Psychologist Andrew Przybylski, an experimental psychologist at the University of Oxford in Oxford, England, is skeptical of the study findings. “The data is entirely descriptive,” he wrote in an e-mail. “I find it very unfortunate that there is undue speculation about the effects of technology.” He said the rise in mental health issues could be explained by other factors such as the opioid crisis.
Still Fristad thinks the impact of social media on mental health is a real issue for this age group. Fristad organized a focus group of college students at Ohio State. The students had all received smartphones when they were 13 or 14. What they told her was was in line with current study’s findings.
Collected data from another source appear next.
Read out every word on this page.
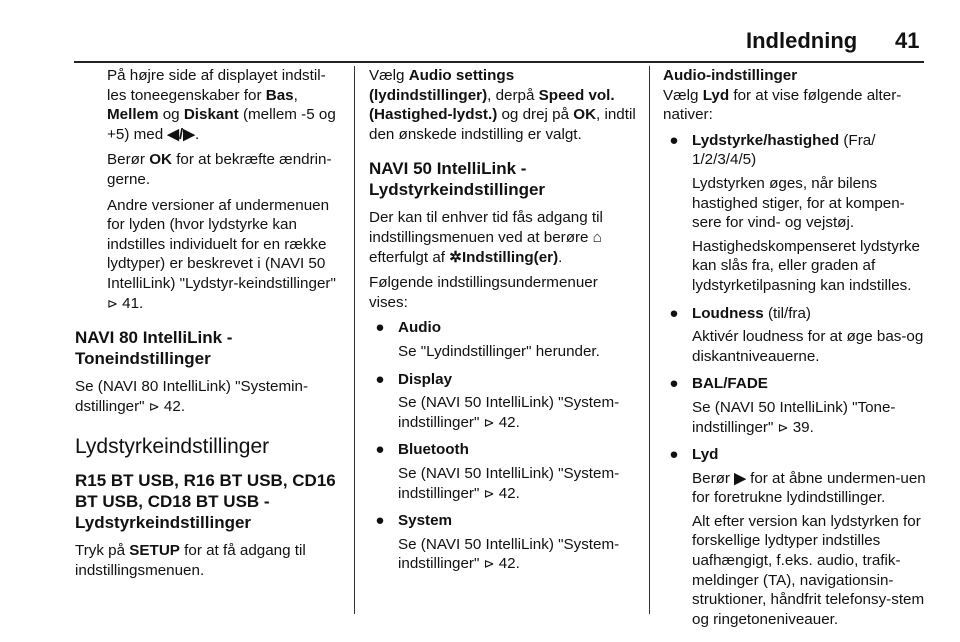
Indledning 41

På højre side af displayet indstil-les toneegenskaber for Bas, Mellem og Diskant (mellem -5 og +5) med ◀/▶.

Berør OK for at bekræfte ændrin-gerne.

Andre versioner af undermenuen for lyden (hvor lydstyrke kan indstilles individuelt for en række lydtyper) er beskrevet i (NAVI 50 IntelliLink) "Lydstyr-keindstillinger" ⊳ 41.

NAVI 80 IntelliLink - Toneindstillinger

Se (NAVI 80 IntelliLink) "Systemin-dstillinger" ⊳ 42.

Lydstyrkeindstillinger
R15 BT USB, R16 BT USB, CD16 BT USB, CD18 BT USB - Lydstyrkeindstillinger

Tryk på SETUP for at få adgang til indstillingsmenuen.

Vælg Audio settings (lydindstillinger), derpå Speed vol. (Hastighed-lydst.) og drej på OK, indtil den ønskede indstilling er valgt.

NAVI 50 IntelliLink - Lydstyrkeindstillinger

Der kan til enhver tid fås adgang til indstillingsmenuen ved at berøre ⌂ efterfulgt af ✲Indstilling(er).

Følgende indstillingsundermenuer vises:

● Audio

Se "Lydindstillinger" herunder.

● Display

Se (NAVI 50 IntelliLink) "System-indstillinger" ⊳ 42.

● Bluetooth

Se (NAVI 50 IntelliLink) "System-indstillinger" ⊳ 42.

● System

Se (NAVI 50 IntelliLink) "System-indstillinger" ⊳ 42.

Audio-indstillinger

Vælg Lyd for at vise følgende alter-nativer:

● Lydstyrke/hastighed (Fra/ 1/2/3/4/5)

Lydstyrken øges, når bilens hastighed stiger, for at kompen-sere for vind- og vejstøj.

Hastighedskompenseret lydstyrke kan slås fra, eller graden af lydstyrketilpasning kan indstilles.

● Loudness (til/fra)

Aktivér loudness for at øge bas-og diskantniveauerne.

● BAL/FADE

Se (NAVI 50 IntelliLink) "Tone-indstillinger" ⊳ 39.

● Lyd

Berør ▶ for at åbne undermen-uen for foretrukne lydindstillinger.

Alt efter version kan lydstyrken for forskellige lydtyper indstilles uafhængigt, f.eks. audio, trafik-meldinger (TA), navigationsin-struktioner, håndfrit telefonsy-stem og ringetoneniveauer.
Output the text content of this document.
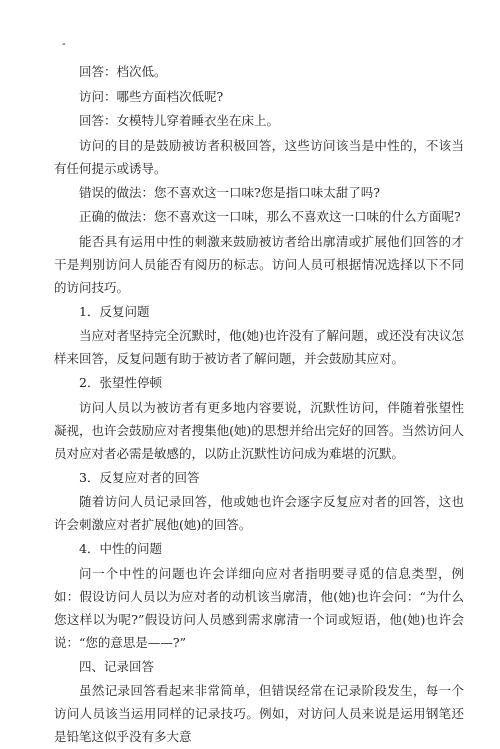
-

回答：档次低。

访问：哪些方面档次低呢?

回答：女模特儿穿着睡衣坐在床上。

访问的目的是鼓励被访者积极回答，这些访问该当是中性的，不该当有任何提示或诱导。

错误的做法：您不喜欢这一口味?您是指口味太甜了吗?

正确的做法：您不喜欢这一口味，那么不喜欢这一口味的什么方面呢?

能否具有运用中性的刺激来鼓励被访者给出廓清或扩展他们回答的才干是判别访问人员能否有阅历的标志。访问人员可根据情况选择以下不同的访问技巧。

1．反复问题

当应对者坚持完全沉默时，他(她)也许没有了解问题，或还没有决议怎样来回答，反复问题有助于被访者了解问题，并会鼓励其应对。

2．张望性停顿

访问人员以为被访者有更多地内容要说，沉默性访问，伴随着张望性凝视，也许会鼓励应对者搜集他(她)的思想并给出完好的回答。当然访问人员对应对者必需是敏感的，以防止沉默性访问成为难堪的沉默。

3．反复应对者的回答

随着访问人员记录回答，他或她也许会逐字反复应对者的回答，这也许会刺激应对者扩展他(她)的回答。

4．中性的问题

问一个中性的问题也许会详细向应对者指明要寻觅的信息类型，例如：假设访问人员以为应对者的动机该当廓清，他(她)也许会问：“为什么您这样以为呢?”假设访问人员感到需求廓清一个词或短语，他(她)也许会说：“您的意思是——?”

四、记录回答

虽然记录回答看起来非常简单，但错误经常在记录阶段发生，每一个访问人员该当运用同样的记录技巧。例如，对访问人员来说是运用钢笔还是铅笔这似乎没有多大意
The students described “another realm of things to worry about, pressure to build your brand, sharing too much and making unrealistic comparisons to other kids … being constantly on the phone and not engaging in face-to-face interactions.”
“There’s just a lot of heightened tension around this,” says Fristad.
And the advice from her college students for younger kids? “Phones Off, Friends On.”
Researcher and clinical psychologist Steve Ilardi, with the University of Kansas tries to help anxious and depressed kids feel better. The good news, he says, is that it’s clear that they “intuitively grasp that how we live now is not ideal for us.” Teens get that spending hours surfing, bringing their phones to bed, “this relentless cascade of stressful notifications and images is not good for them and they get it.”
Ilardi developed a treatment approach, based in part on cognitive behavioral therapy, that helps young people make lifestyle changes, focusing on better diet and nutrition, exercise, exposure to sunlight and getting a good night’s sleep, all of which have been shown to reduce depressive symptoms.
“Kids buy into it,” says Ilardi, “when you lay it out for them and explain they can be empowered to make changes themselves that can make a big difference in how you feel, how your brain, mind and body functions.”
He says behavior change can “help kids get unstuck from their perpetual sense of anxiety, stress and depression.”